Unbidden thoughts, they won’t go away. A never-ending stream of commentary, judgements, scenarios, and reminders that rush around our heads.
We tend to be consumed by currents of our own mental chatter. It can feel incessant. Demanding. Sometimes deafening. But the real problem is we end up identifying with it so completely that we lose sight of our true nature as the awareness, not the owner, behind those thoughts.
Think of it this way: it’s not hard to think that the nature of how our mind establishes some sort of permanent selfhood that tells us who we are. But we are not our thoughts, no more than we are the clouds drifting across the sky above us. Rather, we are the vast open space where they appear and disappear. Thoughts may captivate you for a time, but they never define your being. They arise in consciousness, but consciousness itself is something greater and more fundamental than the fleeting turbulence happening in it.
When we’re unaware of this distinction, we’re under what can feel like self-inflicted suffering. It grants our thoughts the authority they were never meant to have, treating their narratives as inviolable truths. Too much belief in the solidarity of our thinking can plunge us into the dark, weighed down by the psychic pressure we put on ourselves and unintentionally keeping us stuck in our heads.
However, the path out of this trance of psychological identification is as ancient as the human contemplation of consciousness itself. With practice, either by meditation, introspection, or deep breathing, you can observe the thoughts from a place of stillness. You disentangle the sense of self from habitual thought patterns, far away from the noise, and realise that you are not behind, and you learn how to try — which is the key to most things. You also recognise your thoughts as transient patterns of energy rather than the ultimate truth or pithy statements that trip you up for no good reason. This is why it’s easier for thoughts to lose their weight when you view them from a vantage point. The step back gets you out of your mind and helps you not to worry.

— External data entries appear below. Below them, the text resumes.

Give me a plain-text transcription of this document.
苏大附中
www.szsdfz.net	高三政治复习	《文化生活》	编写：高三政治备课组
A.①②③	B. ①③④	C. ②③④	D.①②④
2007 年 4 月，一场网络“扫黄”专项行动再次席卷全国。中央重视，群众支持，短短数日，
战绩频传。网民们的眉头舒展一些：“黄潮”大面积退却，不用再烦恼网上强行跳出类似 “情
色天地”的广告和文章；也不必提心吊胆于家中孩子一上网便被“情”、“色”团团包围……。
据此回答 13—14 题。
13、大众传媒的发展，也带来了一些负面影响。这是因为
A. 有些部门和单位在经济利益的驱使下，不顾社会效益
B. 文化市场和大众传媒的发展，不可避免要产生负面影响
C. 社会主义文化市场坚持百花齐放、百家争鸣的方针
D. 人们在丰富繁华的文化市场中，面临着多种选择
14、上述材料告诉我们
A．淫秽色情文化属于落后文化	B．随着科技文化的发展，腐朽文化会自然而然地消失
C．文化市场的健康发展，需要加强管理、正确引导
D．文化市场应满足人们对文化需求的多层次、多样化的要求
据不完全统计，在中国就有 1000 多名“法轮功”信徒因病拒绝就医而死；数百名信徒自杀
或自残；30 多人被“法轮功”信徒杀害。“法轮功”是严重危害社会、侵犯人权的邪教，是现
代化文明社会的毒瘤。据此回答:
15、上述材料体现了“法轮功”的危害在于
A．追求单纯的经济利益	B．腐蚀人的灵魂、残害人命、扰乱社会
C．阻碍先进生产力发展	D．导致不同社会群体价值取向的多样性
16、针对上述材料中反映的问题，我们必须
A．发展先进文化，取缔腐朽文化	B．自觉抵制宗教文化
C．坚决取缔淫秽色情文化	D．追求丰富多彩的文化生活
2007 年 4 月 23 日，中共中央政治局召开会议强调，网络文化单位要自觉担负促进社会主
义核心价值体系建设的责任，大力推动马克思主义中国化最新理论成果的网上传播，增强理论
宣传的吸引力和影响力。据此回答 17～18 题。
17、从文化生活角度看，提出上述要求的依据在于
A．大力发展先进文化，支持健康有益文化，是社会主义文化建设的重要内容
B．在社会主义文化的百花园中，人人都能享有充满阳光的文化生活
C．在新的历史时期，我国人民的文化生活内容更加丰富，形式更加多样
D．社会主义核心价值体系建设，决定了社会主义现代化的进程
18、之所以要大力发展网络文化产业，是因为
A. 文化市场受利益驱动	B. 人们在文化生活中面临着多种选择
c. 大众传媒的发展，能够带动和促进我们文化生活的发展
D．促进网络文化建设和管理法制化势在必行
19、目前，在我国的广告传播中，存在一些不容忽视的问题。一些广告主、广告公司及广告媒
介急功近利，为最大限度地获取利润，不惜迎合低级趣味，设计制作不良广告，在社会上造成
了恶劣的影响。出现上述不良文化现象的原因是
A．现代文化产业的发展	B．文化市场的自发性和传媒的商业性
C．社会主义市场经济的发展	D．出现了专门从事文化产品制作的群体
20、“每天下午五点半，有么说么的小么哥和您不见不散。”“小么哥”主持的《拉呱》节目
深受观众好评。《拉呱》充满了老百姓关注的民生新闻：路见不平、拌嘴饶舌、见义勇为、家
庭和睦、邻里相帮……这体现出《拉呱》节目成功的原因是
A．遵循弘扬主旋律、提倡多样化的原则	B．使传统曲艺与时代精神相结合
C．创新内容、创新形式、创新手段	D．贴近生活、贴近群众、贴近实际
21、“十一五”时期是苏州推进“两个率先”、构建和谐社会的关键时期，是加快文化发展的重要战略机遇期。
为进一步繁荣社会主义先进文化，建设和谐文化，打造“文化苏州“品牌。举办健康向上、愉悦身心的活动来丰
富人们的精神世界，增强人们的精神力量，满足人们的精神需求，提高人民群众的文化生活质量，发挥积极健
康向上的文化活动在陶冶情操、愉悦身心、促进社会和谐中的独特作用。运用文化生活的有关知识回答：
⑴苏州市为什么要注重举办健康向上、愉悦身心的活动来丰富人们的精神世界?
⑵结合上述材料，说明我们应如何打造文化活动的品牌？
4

From there, you have more choice about where to place your attention. Rather than compulsively following every thought stream, you can let thoughts go without attachment or aversion. You cultivate spatial awareness that allows thoughts to arise and pass away without clinging to them.
This isn’t about forcing your mind to be blank or suppressing thoughts entirely. It’s about shifting your relationship to the thought patterns so you’re no longer blindly mistaking them for something biblical or as a testament to who you are.
It’s hard to show up and try and get out of your head. But in doing so, you realise your essential nature is beyond the endless churning our mind likes to do from time to time. And you on rootedness, peace, and freedom through anything you do. The mind is funny; it’s challenging and humbling. It fluctuates and stands still. It depends on many things, but most importantly, the quality of what it is fed.